Diz o ditado popular que ‘depois da tempestade vem a bonança’. Mas no triste caso de Santa Maria, não é isso que está ocorrendo. Mesmo sem os ‘ventos fortes’ que sacudiram e comoveram praticamente todo o país, deixando boa parte da população atônita em frente à televisão no último domingo, parece que a tempestade ainda continua predominando na região.
As investigações, os enterros, os depoimentos dos que viveram a tragédia, os novos doentes que foram surgindo durante a semana e a enorme repercussão do caso continuam provocando reações de todos os tipos pelo país afora, a maioria delas clamando por justiça, cobrando os poderes públicos e procurando determinar os culpados.
Como consequência a essas reações, o país passou a semana vasculhando e fiscalizando suas boates, casas de shows, igrejas ou qualquer outro espaço fechado que esteja disponível às multidões. Escaldadas pelos tristes acontecimentos, as autoridades competentes de vários municípios começaram a mostrar serviço, como se a fiscalização e as exigências para o funcionamento desses espaços não fossem algo natural e corriqueiro, mas sim uma ação apenas reativa às tragédias vistas de longe, que pelo sim, pelo não, seria melhor prevenir.
Em Franca, obviamente, a cena se repetiu.
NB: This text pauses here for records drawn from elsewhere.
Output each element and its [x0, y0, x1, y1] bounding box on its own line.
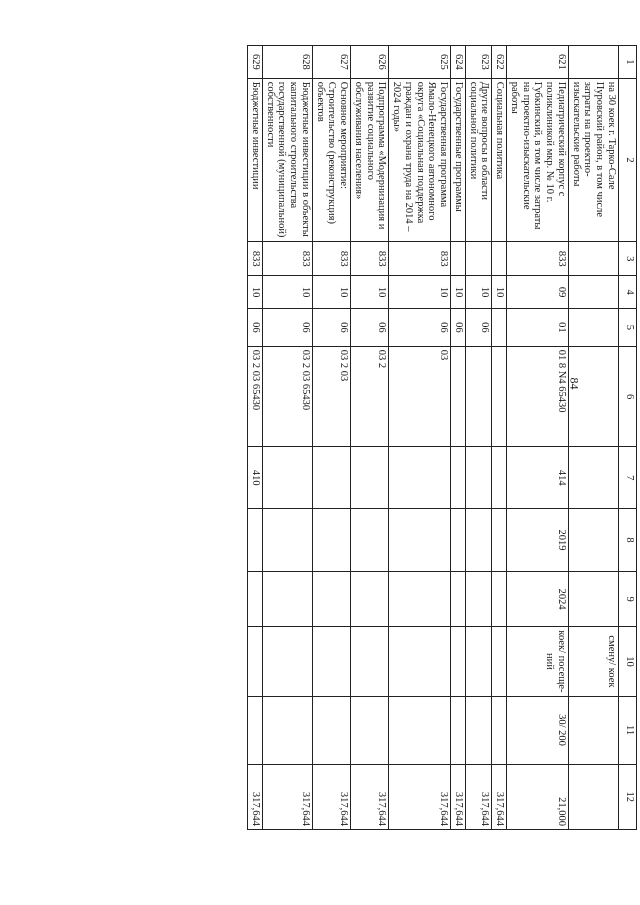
table-cell: [263, 696, 313, 764]
table-cell: 627: [313, 46, 351, 79]
table-cell: [451, 447, 466, 509]
row-name-cell: Бюджетные инвестиции в объекты капитального строительства государственной (муниципальной) собственности: [263, 78, 313, 242]
table-cell: 317,644: [351, 764, 389, 830]
table-row: [507, 46, 569, 830]
table-cell: [466, 447, 493, 509]
table-cell: 833: [313, 242, 351, 276]
table-cell: [248, 571, 263, 626]
table-cell: [389, 627, 451, 696]
table-cell: [451, 571, 466, 626]
table-cell: 621: [507, 46, 569, 79]
table-cell: [313, 571, 351, 626]
table-cell: [389, 571, 451, 626]
header-cell: 1: [619, 46, 637, 79]
table-cell: [569, 346, 619, 447]
table-cell: [569, 696, 619, 764]
row-name-cell: Государственная программа Ямало-Ненецкого автономного округа «Социальная поддержка граждан и охрана труда на 2014 – 2024 годы»: [389, 78, 451, 242]
table-cell: 06: [313, 309, 351, 347]
table-cell: 10: [451, 276, 466, 309]
header-cell: 6: [619, 346, 637, 447]
table-row: [263, 46, 313, 830]
table-cell: [451, 696, 466, 764]
table-row: [313, 46, 351, 830]
table-cell: 317,644: [451, 764, 466, 830]
table-cell: [263, 627, 313, 696]
table-cell: 21,000: [507, 764, 569, 830]
table-cell: [351, 509, 389, 572]
table-cell: 2024: [507, 571, 569, 626]
row-name-cell: Педиатрический корпус с поликлиникой мкр. № 10 г. Губкинский, в том числе затраты на проектно-изыскательские работы: [507, 78, 569, 242]
table-cell: [569, 447, 619, 509]
table-cell: [492, 309, 507, 347]
header-cell: 11: [619, 696, 637, 764]
table-cell: [451, 627, 466, 696]
table-cell: [313, 627, 351, 696]
table-cell: 10: [492, 276, 507, 309]
table-cell: [466, 627, 493, 696]
table-cell: [569, 764, 619, 830]
table-cell: 317,644: [466, 764, 493, 830]
table-cell: 06: [451, 309, 466, 347]
table-cell: [263, 571, 313, 626]
table-cell: 414: [507, 447, 569, 509]
table-cell: 01: [507, 309, 569, 347]
row-name-cell: Основное мероприятие: Строительство (реконструкция) объектов: [313, 78, 351, 242]
table-cell: [451, 509, 466, 572]
table-cell: [569, 509, 619, 572]
table-cell: [492, 571, 507, 626]
row-name-cell: на 30 коек г. Тарко-Сале Пуровский район, в том числе затраты на проектно-изыскательские работы: [569, 78, 619, 242]
table-cell: 03: [389, 346, 451, 447]
table-cell: 10: [263, 276, 313, 309]
header-cell: 3: [619, 242, 637, 276]
table-cell: [263, 509, 313, 572]
table-cell: 623: [466, 46, 493, 79]
budget-table-container: [112, 45, 637, 830]
table-cell: 833: [351, 242, 389, 276]
table-cell: 10: [389, 276, 451, 309]
table-cell: 317,644: [248, 764, 263, 830]
table-cell: [569, 309, 619, 347]
table-cell: 317,644: [389, 764, 451, 830]
header-row: [619, 46, 637, 830]
table-cell: [451, 242, 466, 276]
table-cell: 317,644: [492, 764, 507, 830]
header-cell: 2: [619, 78, 637, 242]
header-cell: 5: [619, 309, 637, 347]
table-cell: 10: [248, 276, 263, 309]
table-cell: 01 8 N4 65430: [507, 346, 569, 447]
table-cell: 06: [389, 309, 451, 347]
row-name-cell: Подпрограмма «Модернизация и развитие социального обслуживания населения»: [351, 78, 389, 242]
table-cell: [351, 447, 389, 509]
table-cell: 622: [492, 46, 507, 79]
table-cell: [389, 696, 451, 764]
header-cell: 7: [619, 447, 637, 509]
table-cell: 833: [248, 242, 263, 276]
row-name-cell: Бюджетные инвестиции: [248, 78, 263, 242]
table-body: [248, 46, 637, 830]
table-cell: 10: [351, 276, 389, 309]
table-cell: 03 2 03 65430: [263, 346, 313, 447]
header-cell: 8: [619, 509, 637, 572]
table-cell: 09: [507, 276, 569, 309]
table-cell: [248, 696, 263, 764]
table-cell: [466, 346, 493, 447]
table-cell: коек/ посеще-ний: [507, 627, 569, 696]
table-cell: 03 2 03 65430: [248, 346, 263, 447]
table-cell: 2019: [507, 509, 569, 572]
table-cell: 30/ 200: [507, 696, 569, 764]
rotated-page-content: [112, 45, 637, 830]
table-cell: [466, 509, 493, 572]
table-cell: смену/ коек: [569, 627, 619, 696]
table-cell: [492, 242, 507, 276]
row-name-cell: Другие вопросы в области социальной политики: [466, 78, 493, 242]
table-cell: [466, 242, 493, 276]
table-row: [451, 46, 466, 830]
table-cell: 626: [351, 46, 389, 79]
table-cell: 06: [351, 309, 389, 347]
table-cell: [389, 509, 451, 572]
table-cell: 06: [466, 309, 493, 347]
table-cell: [313, 509, 351, 572]
table-cell: 629: [248, 46, 263, 79]
table-cell: 833: [389, 242, 451, 276]
table-cell: [569, 276, 619, 309]
table-cell: 03 2: [351, 346, 389, 447]
table-cell: [569, 242, 619, 276]
table-row: [389, 46, 451, 830]
row-name-cell: Государственные программы: [451, 78, 466, 242]
table-cell: 06: [248, 309, 263, 347]
table-cell: [492, 447, 507, 509]
table-cell: [451, 346, 466, 447]
page-number: 84: [567, 377, 582, 390]
table-cell: [248, 509, 263, 572]
table-row: [466, 46, 493, 830]
table-cell: [492, 509, 507, 572]
table-cell: 833: [263, 242, 313, 276]
table-row: [248, 46, 263, 830]
table-cell: 317,644: [263, 764, 313, 830]
table-cell: [313, 447, 351, 509]
table-cell: [351, 696, 389, 764]
table-cell: [569, 46, 619, 79]
table-cell: [263, 447, 313, 509]
table-cell: [492, 346, 507, 447]
table-cell: 03 2 03: [313, 346, 351, 447]
table-row: [492, 46, 507, 830]
table-cell: [466, 571, 493, 626]
table-cell: [313, 696, 351, 764]
table-row: [569, 46, 619, 830]
table-row: [351, 46, 389, 830]
table-cell: [492, 696, 507, 764]
table-cell: [389, 447, 451, 509]
table-cell: [569, 571, 619, 626]
table-cell: 628: [263, 46, 313, 79]
table-cell: 624: [451, 46, 466, 79]
table-cell: [351, 627, 389, 696]
header-cell: 10: [619, 627, 637, 696]
row-name-cell: Социальная политика: [492, 78, 507, 242]
table-cell: 06: [263, 309, 313, 347]
table-cell: 410: [248, 447, 263, 509]
table-cell: [492, 627, 507, 696]
header-cell: 4: [619, 276, 637, 309]
budget-table: [247, 45, 637, 830]
table-cell: 833: [507, 242, 569, 276]
table-cell: 317,644: [313, 764, 351, 830]
table-cell: 10: [313, 276, 351, 309]
table-cell: [466, 696, 493, 764]
table-cell: [351, 571, 389, 626]
table-cell: 10: [466, 276, 493, 309]
header-cell: 9: [619, 571, 637, 626]
header-cell: 12: [619, 764, 637, 830]
table-cell: 625: [389, 46, 451, 79]
table-cell: [248, 627, 263, 696]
Bombeiros, Prefeitura, Vigilância Sanitária e Ministério Público começaram a fiscalizar esses espaços e não precisaram de muito tempo para encontrar irregularidades, as mesmas que eles já deveriam ter fiscalizado há muito tempo.
Mas, infelizmente, parece que em nosso país as coisas são mesmo assim. Na certeza de que nunca irá acontecer nada de ruim, alguns seguem transgredindo tranquilamente as regras e outros fingindo que não percebem essa transgressão, ou até mesmo pouco se importando com elas. Mas quando o ‘caldo entorna’ e o pior acontece, saem todos correndo, atirando acusações para qualquer lado e tentando defender-se do indefensável.
Se não fosse a tragédia de Santa Maria, talvez nossas casas noturnas continuassem sem fiscalização, recebendo pessoas todas as noites e funcionando normalmente com todas as transgressões possíveis, como se estivessem à espera de uma nova tragédia.
Nesse sentido, talvez seja até importante que a bonança ainda não tenha ocupado o lugar da tempestade nesse momento, pois todas as cidades brasileiras estão se mexendo para fiscalizar e adequar seus espaços de festas e de shows. O problema, porém, é que por mais comoção que uma tragédia possa causar, logo a bonança retomará seu espaço, o que é natural, pois a vida continua.
E aí correremos o risco de que tudo volte ao normal. Extintores que não funcionam, saídas que não abrem, luzes que não acendem, empresários que exageram na dose e autoridades que não fiscalizam. Quem sabe essa tragédia, que tanto abalou a todos nós brasileiros, não ajude a mudar ao menos isso?